Danie inspirowane kuchnią Bliskiego Wschodu. Bakłażany piekę w piekarniku, a potem podaję z aromatyczną pastą. Zawsze robią furorę – nawet wśród mięsożerców.

Składniki:

  • 2 bakłażany

  • oliwa z oliwek

  • sól i pieprz

Na pastę:

  • 1 szklanka orzechów włoskich

  • 2 łyżki soku z cytryny

  • 1 ząbek czosnku

  • 1 łyżka oliwy

  • szczypta kuminu

  • kilka listków natki pietruszki

Bakłażany kroję w plastry, smaruję oliwą i piekę w 200°C przez ok. 25 minut. W tym czasie blenduję orzechy z przyprawami i sokiem z cytryny. Pasta jest intensywna, lekko ziemista i świetnie kontrastuje ze słodyczą bakłażana. Serwuję na zimno, często posypuję jeszcze granatem albo pestkami dyni.

Grzanki z pastą z groszku i kozim serem

Ten przepis jest banalny, ale efekt zawsze zachwyca. Zielona pasta z groszku wygląda radośnie i smakuje obłędnie.

Składniki:

  • 1 szklanka mrożonego groszku (ugotowanego i ostudzonego)

  • 1 łyżka oliwy

  • 1 łyżeczka soku z cytryny

  • sól, pieprz

  • kozi ser (najlepiej miękki)

  • grzanki lub kromki bagietki

Groszek blenduję z oliwą i sokiem z cytryny. Smaruję grzanki pastą i dodaję kawałek koziego sera. Czasem posypuję świeżą miętą albo startą skórką z cytryny. Idealne na szybkie spotkanie w ogrodzie.

Letnia tabbouleh z kalafiorem zamiast kaszy

To wersja sałatki tabbouleh, którą można jeść łyżkami prosto z miski. Kalafior zastępuje kaszę bulgur, dzięki czemu danie jest lekkie i bezglutenowe.

Składniki:

  • pół główki kalafiora

  • 2 pomidory

  • pół ogórka

  • natka pietruszki

  • mięta

  • sok z cytryny

  • oliwa z oliwek

  • sól i pieprz

Kalafior ścieram na drobnej tarce lub mielę w malakserze, aż przypomina kaszę. Dodaję drobno pokrojone warzywa, mnóstwo ziół, sok z cytryny i oliwę. Całość odstawiam na 10 minut, by smaki się przegryzły. Ta sałatka jest lekka, aromatyczna i zaskakująco sycąca.

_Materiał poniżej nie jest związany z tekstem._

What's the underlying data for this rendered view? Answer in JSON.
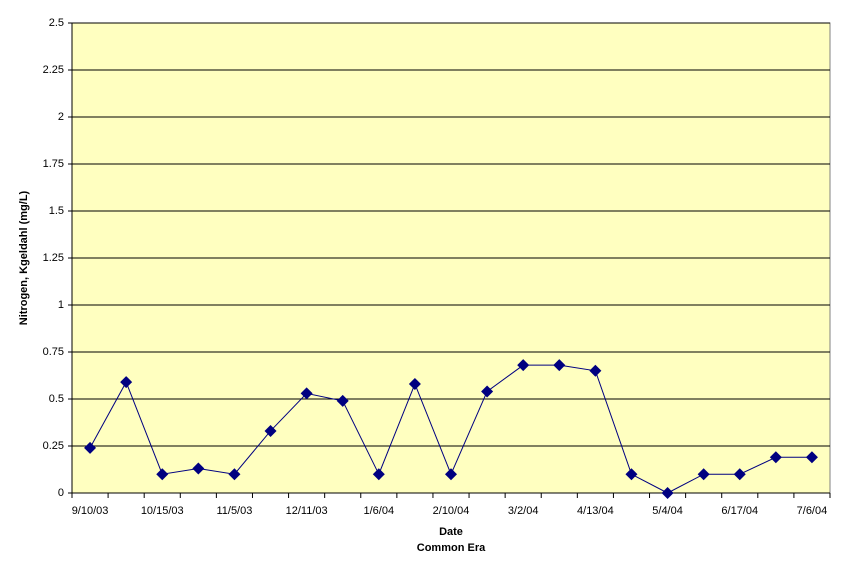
{
  "chart_data": {
    "type": "line",
    "ylabel": "Nitrogen, Kgeldahl (mg/L)",
    "xlabel": [
      "Date",
      "Common Era"
    ],
    "categories": [
      "9/10/03",
      null,
      "10/15/03",
      null,
      "11/5/03",
      null,
      "12/11/03",
      null,
      "1/6/04",
      null,
      "2/10/04",
      null,
      "3/2/04",
      null,
      "4/13/04",
      null,
      "5/4/04",
      null,
      "6/17/04",
      null,
      "7/6/04"
    ],
    "series": [
      {
        "color": "#000080",
        "values": [
          0.24,
          0.59,
          0.1,
          0.13,
          0.1,
          0.33,
          0.53,
          0.49,
          0.1,
          0.58,
          0.1,
          0.54,
          0.68,
          0.68,
          0.65,
          0.1,
          0,
          0.1,
          0.1,
          0.19,
          0.19
        ]
      }
    ],
    "ylim": [
      0,
      2.5
    ],
    "yticks": [
      0,
      0.25,
      0.5,
      0.75,
      1,
      1.25,
      1.5,
      1.75,
      2,
      2.25,
      2.5
    ],
    "grid": true,
    "background": "#ffffc0"
  }
}
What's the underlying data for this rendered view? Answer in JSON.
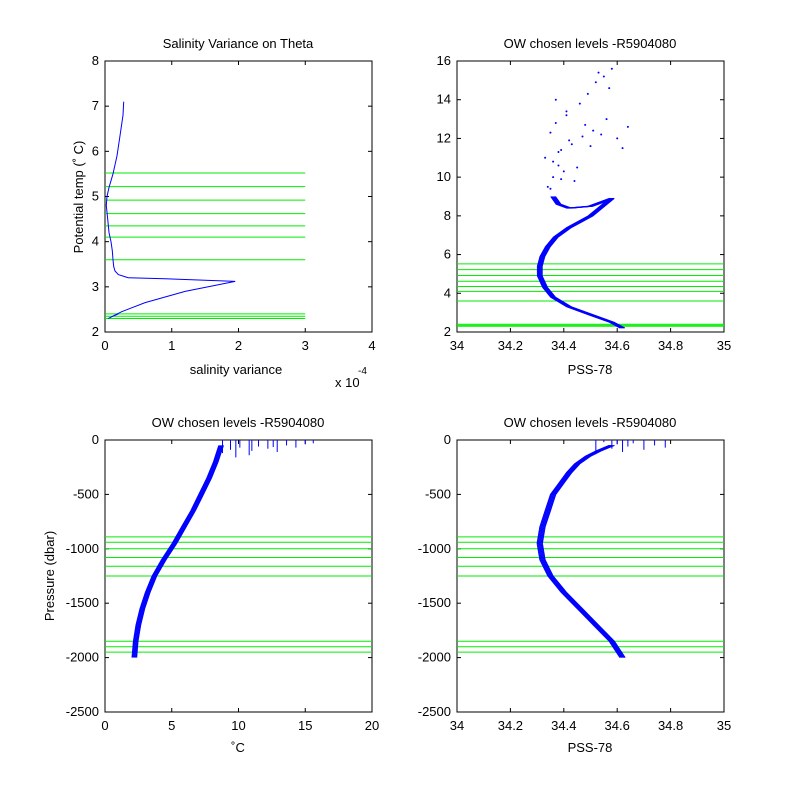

Bo letnie jedzenie to nie konkurs na czas – tylko sposób na wspólne chwile

Nie muszę nikomu udowadniać, że jestem mistrzynią kuchni. Dla mnie liczy się prostota, smak i atmosfera. Uwielbiam patrzeć, jak znajomi podjadają z zachwytem, pytają o przepis, a potem wracają po dokładkę. Letnie spotkania przy przekąskach to moja ulubiona forma celebrowania ciepłych wieczorów – bez spięcia, bez zbędnych sztućców, za to z sercem i smakiem.

Jeśli masz pod ręką kilka warzyw, puszkę ciecierzycy czy garść ziół – już możesz wyczarować coś wyjątkowego. Bo w letniej kuchni najważniejsze jest to, co dzieje się wokół stołu – rozmowy, śmiech i wspólny czas.